[Hotfix][CI] Fail-fast when vLLM CLI import chain is broken post-install#3093
[Hotfix][CI] Fail-fast when vLLM CLI import chain is broken post-install#3093sammshen merged 5 commits intoLMCache:devfrom
Conversation
The k3 integration tests have been red since 2026-04-21 ~04:00 UTC with:
ImportError: cannot import name 'GenerationConfig' from 'transformers'
(/opt/venv/lib/python3.12/site-packages/transformers/__init__.py)
at vllm/transformers_utils/config.py line 18. The failure surfaces
180s after the test starts as a generic "vLLM failed to start on
port 8000 within 180s" in wait_for_server, and only then does the
harness tail vllm.log to show the real traceback.
Root cause is that setup-env.sh declared the environment "ready"
without exercising the CLI import chain that `vllm serve` runs at
startup. The existing sequence was:
1. Install vLLM nightly
2. Probe `from vllm.entrypoints.cli.main import main` (auto-heal)
3. `uv pip install -e . --no-build-isolation` (LMCache install)
4. `python -c "import vllm; import lmcache"` (final probe)
Step 3 silently downgrades 9 transitive packages (opentelemetry-*
1.41->1.40, prometheus-client 0.25->0.24.1) to honor the caps in
requirements/common.txt. Step 4 is the only post-install check, but
plain `import vllm` doesn't pull vllm.entrypoints.cli.main ->
vllm.config -> vllm.transformers_utils.config, so any CLI-chain
breakage introduced by the downgrades slips through until the first
`vllm serve` subprocess fails 180s later.
Fixes:
- Extract the CLI import probe into a `probe_vllm_cli` function so
the same check runs both during the auto-heal loop (pre-install)

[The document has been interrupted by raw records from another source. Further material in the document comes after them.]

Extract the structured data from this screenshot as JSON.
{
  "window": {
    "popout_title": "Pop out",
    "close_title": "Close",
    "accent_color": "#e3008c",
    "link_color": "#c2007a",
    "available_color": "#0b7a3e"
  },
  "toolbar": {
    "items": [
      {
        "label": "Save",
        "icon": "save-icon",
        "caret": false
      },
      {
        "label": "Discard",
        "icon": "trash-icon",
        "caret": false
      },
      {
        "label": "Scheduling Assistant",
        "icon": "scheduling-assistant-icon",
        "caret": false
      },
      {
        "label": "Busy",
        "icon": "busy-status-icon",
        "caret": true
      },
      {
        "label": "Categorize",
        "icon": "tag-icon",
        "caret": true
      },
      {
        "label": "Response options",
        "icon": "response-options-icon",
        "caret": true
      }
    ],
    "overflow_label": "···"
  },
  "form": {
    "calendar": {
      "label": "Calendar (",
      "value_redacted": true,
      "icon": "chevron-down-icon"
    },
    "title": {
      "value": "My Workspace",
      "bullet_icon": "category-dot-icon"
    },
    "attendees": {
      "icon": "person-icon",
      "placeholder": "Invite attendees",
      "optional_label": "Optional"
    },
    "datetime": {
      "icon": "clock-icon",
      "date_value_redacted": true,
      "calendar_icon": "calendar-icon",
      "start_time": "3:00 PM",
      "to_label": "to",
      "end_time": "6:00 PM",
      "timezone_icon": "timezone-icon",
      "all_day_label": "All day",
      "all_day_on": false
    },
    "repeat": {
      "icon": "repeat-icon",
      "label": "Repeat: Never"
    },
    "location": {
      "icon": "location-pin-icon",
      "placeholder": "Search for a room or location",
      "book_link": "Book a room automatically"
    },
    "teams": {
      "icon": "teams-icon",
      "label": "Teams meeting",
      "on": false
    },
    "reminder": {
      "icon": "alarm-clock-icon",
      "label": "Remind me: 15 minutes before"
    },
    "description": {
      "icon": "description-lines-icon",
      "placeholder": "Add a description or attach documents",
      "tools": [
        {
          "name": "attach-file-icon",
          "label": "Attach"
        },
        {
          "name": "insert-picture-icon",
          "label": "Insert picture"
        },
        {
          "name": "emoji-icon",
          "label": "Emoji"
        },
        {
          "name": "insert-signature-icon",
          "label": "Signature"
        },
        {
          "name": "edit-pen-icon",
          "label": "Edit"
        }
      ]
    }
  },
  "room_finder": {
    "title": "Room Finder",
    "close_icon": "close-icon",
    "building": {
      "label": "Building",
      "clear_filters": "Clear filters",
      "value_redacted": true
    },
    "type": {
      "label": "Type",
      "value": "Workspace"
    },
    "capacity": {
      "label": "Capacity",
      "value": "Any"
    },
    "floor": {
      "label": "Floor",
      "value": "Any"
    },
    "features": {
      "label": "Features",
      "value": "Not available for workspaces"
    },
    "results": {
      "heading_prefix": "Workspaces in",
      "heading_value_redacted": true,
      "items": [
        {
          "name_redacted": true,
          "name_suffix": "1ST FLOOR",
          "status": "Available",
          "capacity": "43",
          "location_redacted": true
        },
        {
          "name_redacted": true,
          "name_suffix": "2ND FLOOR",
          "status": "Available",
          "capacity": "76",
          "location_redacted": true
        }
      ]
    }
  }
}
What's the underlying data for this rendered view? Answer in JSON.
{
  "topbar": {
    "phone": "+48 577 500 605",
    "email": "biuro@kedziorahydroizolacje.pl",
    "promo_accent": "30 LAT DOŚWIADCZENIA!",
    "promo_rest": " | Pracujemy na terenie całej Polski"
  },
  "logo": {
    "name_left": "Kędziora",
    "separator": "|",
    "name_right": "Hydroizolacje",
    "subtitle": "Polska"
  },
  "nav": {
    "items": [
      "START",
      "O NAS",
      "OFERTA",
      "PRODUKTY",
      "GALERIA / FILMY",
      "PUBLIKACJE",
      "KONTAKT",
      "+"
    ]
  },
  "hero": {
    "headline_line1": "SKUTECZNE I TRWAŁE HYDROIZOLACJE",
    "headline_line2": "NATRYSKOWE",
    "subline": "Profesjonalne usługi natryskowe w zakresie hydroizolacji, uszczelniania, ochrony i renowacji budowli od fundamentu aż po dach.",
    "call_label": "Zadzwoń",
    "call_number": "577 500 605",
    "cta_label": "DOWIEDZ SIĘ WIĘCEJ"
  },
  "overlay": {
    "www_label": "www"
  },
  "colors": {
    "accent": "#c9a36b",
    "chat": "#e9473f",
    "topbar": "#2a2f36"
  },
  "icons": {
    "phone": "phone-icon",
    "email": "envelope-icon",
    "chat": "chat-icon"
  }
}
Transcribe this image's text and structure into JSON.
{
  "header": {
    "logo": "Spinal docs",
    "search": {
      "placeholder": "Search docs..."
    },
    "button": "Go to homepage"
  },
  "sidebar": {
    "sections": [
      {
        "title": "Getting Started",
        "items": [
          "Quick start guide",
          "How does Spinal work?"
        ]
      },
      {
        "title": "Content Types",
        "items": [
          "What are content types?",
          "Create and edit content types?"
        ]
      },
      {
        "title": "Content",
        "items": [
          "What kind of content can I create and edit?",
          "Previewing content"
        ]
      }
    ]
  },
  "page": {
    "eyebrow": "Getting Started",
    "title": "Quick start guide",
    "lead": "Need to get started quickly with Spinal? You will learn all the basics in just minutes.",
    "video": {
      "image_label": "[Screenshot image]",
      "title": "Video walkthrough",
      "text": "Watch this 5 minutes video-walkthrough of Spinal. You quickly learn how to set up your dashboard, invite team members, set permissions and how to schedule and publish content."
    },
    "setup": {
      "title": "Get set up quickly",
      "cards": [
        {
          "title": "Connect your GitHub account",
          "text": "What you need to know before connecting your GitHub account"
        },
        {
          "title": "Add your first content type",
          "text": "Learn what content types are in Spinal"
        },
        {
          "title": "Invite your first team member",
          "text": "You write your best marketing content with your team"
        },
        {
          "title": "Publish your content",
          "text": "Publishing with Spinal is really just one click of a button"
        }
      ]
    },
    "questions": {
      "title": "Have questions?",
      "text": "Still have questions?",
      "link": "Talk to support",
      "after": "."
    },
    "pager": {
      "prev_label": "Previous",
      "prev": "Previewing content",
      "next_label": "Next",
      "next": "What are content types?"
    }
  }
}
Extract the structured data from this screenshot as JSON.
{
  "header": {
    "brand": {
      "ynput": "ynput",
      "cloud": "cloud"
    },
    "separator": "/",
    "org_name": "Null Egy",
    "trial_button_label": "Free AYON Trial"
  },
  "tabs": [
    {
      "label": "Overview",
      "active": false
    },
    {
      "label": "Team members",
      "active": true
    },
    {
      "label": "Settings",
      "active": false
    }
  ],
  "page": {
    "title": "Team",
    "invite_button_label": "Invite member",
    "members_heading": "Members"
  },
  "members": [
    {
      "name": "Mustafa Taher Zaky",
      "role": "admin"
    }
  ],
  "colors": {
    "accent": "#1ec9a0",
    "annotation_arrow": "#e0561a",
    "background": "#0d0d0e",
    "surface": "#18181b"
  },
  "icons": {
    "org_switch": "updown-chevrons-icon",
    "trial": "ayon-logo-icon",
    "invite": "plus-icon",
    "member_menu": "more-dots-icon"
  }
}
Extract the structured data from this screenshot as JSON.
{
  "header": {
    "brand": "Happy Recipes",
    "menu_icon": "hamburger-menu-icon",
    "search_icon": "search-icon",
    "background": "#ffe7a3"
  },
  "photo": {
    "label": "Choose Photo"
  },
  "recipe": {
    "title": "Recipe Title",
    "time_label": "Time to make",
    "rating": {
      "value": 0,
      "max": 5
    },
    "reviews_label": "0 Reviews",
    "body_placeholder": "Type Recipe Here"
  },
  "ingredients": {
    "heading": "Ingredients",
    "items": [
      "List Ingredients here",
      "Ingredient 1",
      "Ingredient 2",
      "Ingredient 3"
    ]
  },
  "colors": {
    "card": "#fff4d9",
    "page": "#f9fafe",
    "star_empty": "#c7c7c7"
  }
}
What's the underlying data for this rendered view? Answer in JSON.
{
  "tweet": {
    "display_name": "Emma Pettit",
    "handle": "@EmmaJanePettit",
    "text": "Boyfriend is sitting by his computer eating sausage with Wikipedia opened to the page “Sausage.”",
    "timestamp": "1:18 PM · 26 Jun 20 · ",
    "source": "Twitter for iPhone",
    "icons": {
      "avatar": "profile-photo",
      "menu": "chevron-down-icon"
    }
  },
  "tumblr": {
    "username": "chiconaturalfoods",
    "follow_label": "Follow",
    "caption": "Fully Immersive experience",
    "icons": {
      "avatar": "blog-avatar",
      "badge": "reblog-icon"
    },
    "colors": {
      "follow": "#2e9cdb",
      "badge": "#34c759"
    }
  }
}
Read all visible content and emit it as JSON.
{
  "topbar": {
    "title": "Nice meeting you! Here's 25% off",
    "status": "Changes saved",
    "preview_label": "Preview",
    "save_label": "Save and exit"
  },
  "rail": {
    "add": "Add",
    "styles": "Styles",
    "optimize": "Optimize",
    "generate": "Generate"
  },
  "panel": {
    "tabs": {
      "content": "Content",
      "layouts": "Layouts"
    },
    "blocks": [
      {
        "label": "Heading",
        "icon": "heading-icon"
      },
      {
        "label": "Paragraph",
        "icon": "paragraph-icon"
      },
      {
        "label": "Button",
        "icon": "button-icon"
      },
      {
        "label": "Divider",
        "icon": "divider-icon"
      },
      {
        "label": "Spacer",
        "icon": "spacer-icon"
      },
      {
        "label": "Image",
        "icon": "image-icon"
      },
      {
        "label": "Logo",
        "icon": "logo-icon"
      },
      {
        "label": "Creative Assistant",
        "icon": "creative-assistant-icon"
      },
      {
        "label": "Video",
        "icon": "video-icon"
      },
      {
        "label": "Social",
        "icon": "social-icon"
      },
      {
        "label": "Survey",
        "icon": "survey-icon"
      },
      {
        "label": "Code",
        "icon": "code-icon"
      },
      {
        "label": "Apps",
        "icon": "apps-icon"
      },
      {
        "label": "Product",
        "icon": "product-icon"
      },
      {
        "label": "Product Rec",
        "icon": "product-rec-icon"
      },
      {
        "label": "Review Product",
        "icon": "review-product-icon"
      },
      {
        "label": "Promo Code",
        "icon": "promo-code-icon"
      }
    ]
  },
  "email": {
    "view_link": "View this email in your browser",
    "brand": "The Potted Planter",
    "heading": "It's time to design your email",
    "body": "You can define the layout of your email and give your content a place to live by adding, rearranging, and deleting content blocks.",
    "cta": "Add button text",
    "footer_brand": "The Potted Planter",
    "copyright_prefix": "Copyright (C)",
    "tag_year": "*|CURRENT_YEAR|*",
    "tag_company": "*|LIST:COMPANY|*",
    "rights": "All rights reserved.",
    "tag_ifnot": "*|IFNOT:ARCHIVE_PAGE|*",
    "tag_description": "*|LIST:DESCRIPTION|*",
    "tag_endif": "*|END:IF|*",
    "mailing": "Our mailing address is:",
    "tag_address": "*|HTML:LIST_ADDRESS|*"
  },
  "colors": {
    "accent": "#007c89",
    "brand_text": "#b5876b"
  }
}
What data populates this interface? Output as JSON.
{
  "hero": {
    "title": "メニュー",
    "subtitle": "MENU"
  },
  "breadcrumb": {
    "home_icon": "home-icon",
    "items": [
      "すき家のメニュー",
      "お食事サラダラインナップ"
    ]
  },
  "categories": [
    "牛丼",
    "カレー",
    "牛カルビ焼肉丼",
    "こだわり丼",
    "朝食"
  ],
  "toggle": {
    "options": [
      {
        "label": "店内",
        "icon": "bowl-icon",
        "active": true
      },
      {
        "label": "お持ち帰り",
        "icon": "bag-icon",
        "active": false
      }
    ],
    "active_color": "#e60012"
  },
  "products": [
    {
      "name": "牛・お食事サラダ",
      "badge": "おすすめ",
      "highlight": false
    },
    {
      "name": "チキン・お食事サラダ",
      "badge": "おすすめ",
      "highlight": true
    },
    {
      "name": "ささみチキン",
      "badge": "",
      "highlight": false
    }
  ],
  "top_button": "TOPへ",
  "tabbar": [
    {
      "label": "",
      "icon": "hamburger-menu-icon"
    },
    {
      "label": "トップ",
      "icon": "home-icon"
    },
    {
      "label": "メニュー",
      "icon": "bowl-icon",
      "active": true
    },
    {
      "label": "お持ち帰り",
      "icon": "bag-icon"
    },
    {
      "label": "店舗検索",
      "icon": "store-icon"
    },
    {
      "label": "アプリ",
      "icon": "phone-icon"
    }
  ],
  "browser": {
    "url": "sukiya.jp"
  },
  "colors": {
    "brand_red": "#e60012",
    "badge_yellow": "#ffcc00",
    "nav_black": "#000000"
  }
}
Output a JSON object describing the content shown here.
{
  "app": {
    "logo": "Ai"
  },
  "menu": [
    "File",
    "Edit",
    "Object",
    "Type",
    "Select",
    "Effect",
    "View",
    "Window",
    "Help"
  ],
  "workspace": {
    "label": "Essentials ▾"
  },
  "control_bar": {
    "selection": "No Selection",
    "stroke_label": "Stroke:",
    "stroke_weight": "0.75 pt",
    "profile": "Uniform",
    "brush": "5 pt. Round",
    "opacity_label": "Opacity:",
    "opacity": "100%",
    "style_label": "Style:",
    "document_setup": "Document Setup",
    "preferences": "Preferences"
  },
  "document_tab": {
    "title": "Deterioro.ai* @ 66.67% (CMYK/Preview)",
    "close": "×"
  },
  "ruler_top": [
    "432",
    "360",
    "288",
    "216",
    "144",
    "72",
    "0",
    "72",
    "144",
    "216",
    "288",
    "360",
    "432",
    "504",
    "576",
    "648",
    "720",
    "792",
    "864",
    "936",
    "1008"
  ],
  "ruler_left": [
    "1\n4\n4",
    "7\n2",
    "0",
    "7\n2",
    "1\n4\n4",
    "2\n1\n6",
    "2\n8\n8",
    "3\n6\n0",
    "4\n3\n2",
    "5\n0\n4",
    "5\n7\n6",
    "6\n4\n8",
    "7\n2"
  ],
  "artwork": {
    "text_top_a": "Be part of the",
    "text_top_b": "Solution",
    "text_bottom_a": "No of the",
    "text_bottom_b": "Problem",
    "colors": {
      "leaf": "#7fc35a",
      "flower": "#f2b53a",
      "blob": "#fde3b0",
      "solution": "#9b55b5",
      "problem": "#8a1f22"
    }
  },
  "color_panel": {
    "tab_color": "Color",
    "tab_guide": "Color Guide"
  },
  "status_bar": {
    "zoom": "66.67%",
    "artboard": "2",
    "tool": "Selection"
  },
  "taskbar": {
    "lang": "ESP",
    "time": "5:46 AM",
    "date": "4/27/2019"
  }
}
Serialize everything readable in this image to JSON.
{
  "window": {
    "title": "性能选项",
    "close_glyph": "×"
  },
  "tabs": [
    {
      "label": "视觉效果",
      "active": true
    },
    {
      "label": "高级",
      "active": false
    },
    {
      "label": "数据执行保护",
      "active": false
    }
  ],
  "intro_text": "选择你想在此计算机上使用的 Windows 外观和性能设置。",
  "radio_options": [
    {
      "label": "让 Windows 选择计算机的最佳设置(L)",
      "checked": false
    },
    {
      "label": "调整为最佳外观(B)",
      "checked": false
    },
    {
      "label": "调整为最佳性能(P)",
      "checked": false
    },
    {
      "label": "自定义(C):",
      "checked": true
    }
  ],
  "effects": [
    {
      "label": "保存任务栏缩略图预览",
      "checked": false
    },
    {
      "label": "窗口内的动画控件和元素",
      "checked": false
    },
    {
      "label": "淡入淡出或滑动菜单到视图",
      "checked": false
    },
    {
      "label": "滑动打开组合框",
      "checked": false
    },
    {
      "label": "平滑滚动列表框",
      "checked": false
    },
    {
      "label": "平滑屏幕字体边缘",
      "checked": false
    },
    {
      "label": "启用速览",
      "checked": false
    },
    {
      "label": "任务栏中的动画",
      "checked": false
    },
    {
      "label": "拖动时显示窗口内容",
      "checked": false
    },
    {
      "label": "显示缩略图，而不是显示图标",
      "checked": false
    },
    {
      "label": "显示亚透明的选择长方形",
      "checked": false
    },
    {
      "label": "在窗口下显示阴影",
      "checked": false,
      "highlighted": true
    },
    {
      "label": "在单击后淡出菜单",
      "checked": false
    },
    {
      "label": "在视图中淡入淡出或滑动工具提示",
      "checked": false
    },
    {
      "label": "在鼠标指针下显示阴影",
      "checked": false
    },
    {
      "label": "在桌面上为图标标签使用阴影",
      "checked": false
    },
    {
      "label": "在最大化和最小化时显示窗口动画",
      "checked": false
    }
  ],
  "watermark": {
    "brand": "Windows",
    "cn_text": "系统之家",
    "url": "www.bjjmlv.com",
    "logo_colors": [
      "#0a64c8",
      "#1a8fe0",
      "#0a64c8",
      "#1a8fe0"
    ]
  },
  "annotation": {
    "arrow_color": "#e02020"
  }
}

and as a hard probe after the LMCache install.
- Add a post-install CLI probe that fails fast with the actual
traceback and a full `uv pip freeze` if the env is broken, instead
of letting the 180s test-harness timeout hide the real failure.
- Snapshot `uv pip freeze` before and after `uv pip install -e .`
and diff them, so the silent downgrades done by LMCache's pins
are visible in the build log instead of having to be reconstructed
from package-install stderr.
With this change, the current k3 failure mode surfaces in ~10s at
setup time with a clear ImportError traceback and the exact package
versions at fault, instead of a 180s port-wait timeout.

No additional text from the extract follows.